Security is the non-negotiable.

If they want to play with whatever tech tools to get their job done, have at it. They can ask for help when they really need it.

But if they are taking short cuts with the security of the data, that needs to be cracked down on immediately, as they are putting the entire company in jeopardy.

If security is non-negotiable, the only solution is to destroy the data so that it can't be ever recovered by anybody. Or even better not having any data in the first place.

Securing some data is very important. Some data indeed shouldn't exist in the first place. But for a lot of data it matters very little. Most security breaches have rather mild consequences.

Treating all data as megatopsecret and all security breaches as end of the company produces not only unproductive systems, but bad security.

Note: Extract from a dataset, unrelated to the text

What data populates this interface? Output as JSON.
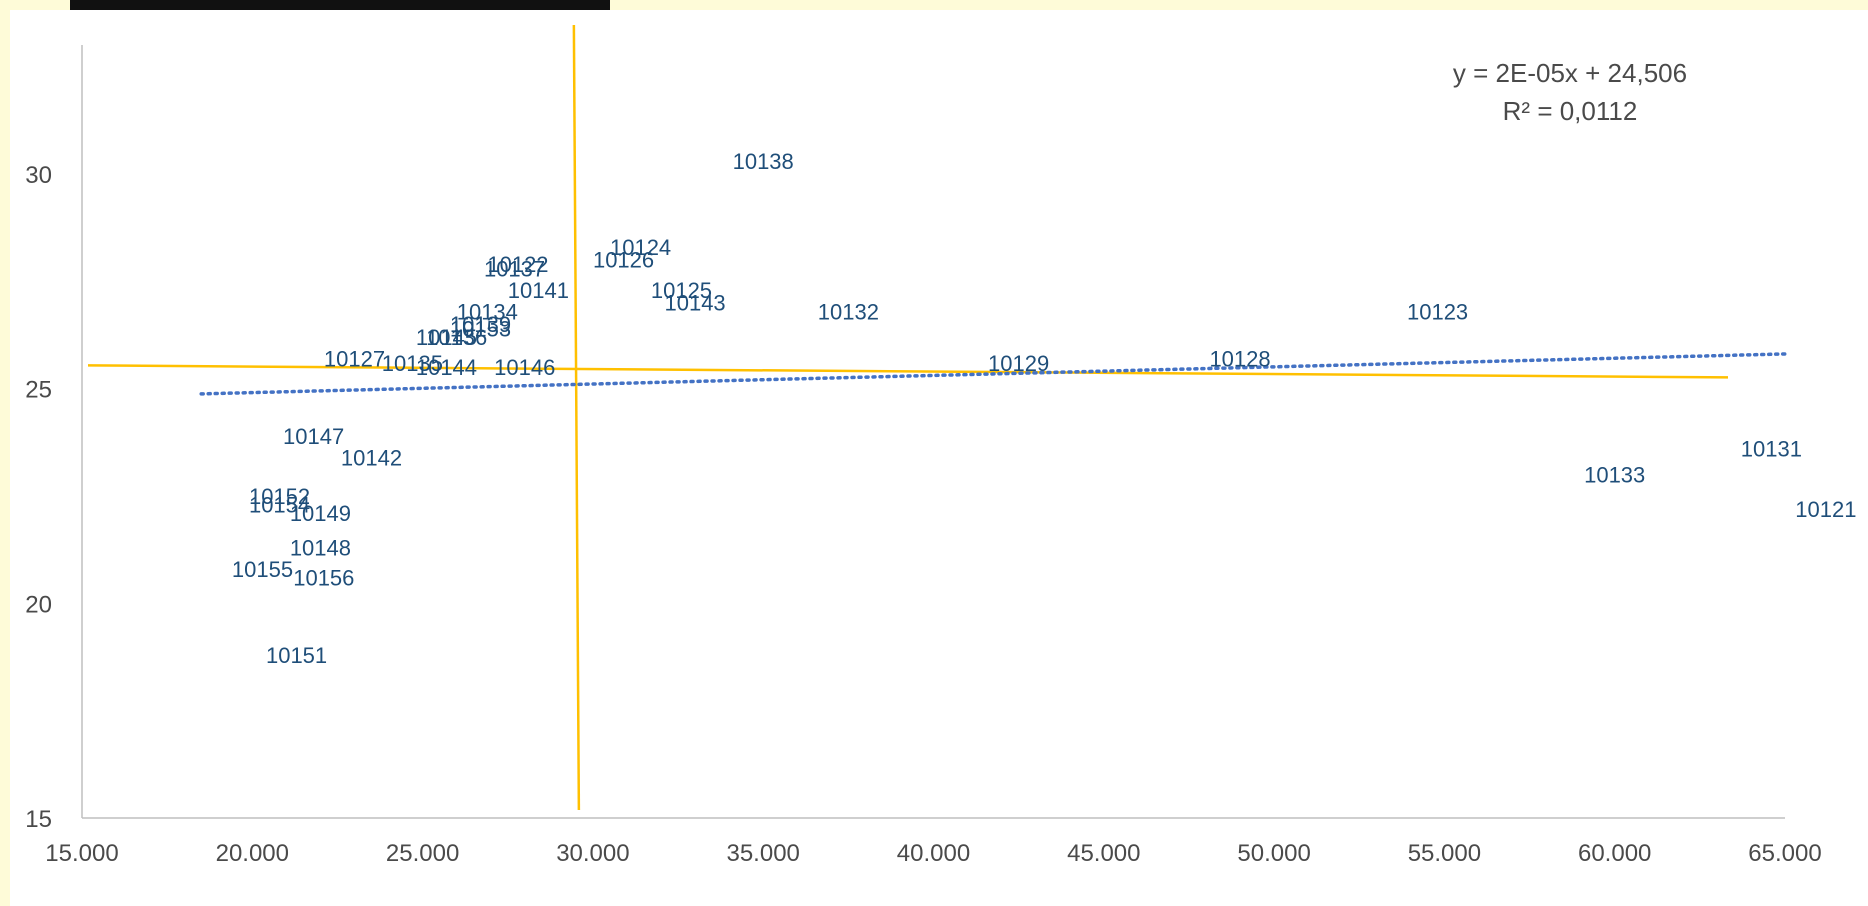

Well, I work for a company that processes Private Health Information, so a breach is a potential existential threat.
Breach to private health information that can be linked to an individual more exactly? Is this kind of information all around the organization's computers?
Something that seems often forgotten in these discussions is that it's not just putting the entire company in jeopardy, but the customers, clients, and vendors as well. Security seems to be some magical obstructive force to these people because any concerns besides their own convenience are purely abstract. Well, ask anyone who's had their identity stolen from the hundreds of breaches in the last couple of years if that concern is abstract. Staff who can't see past their own desk to understand the role of security are a serious danger to society.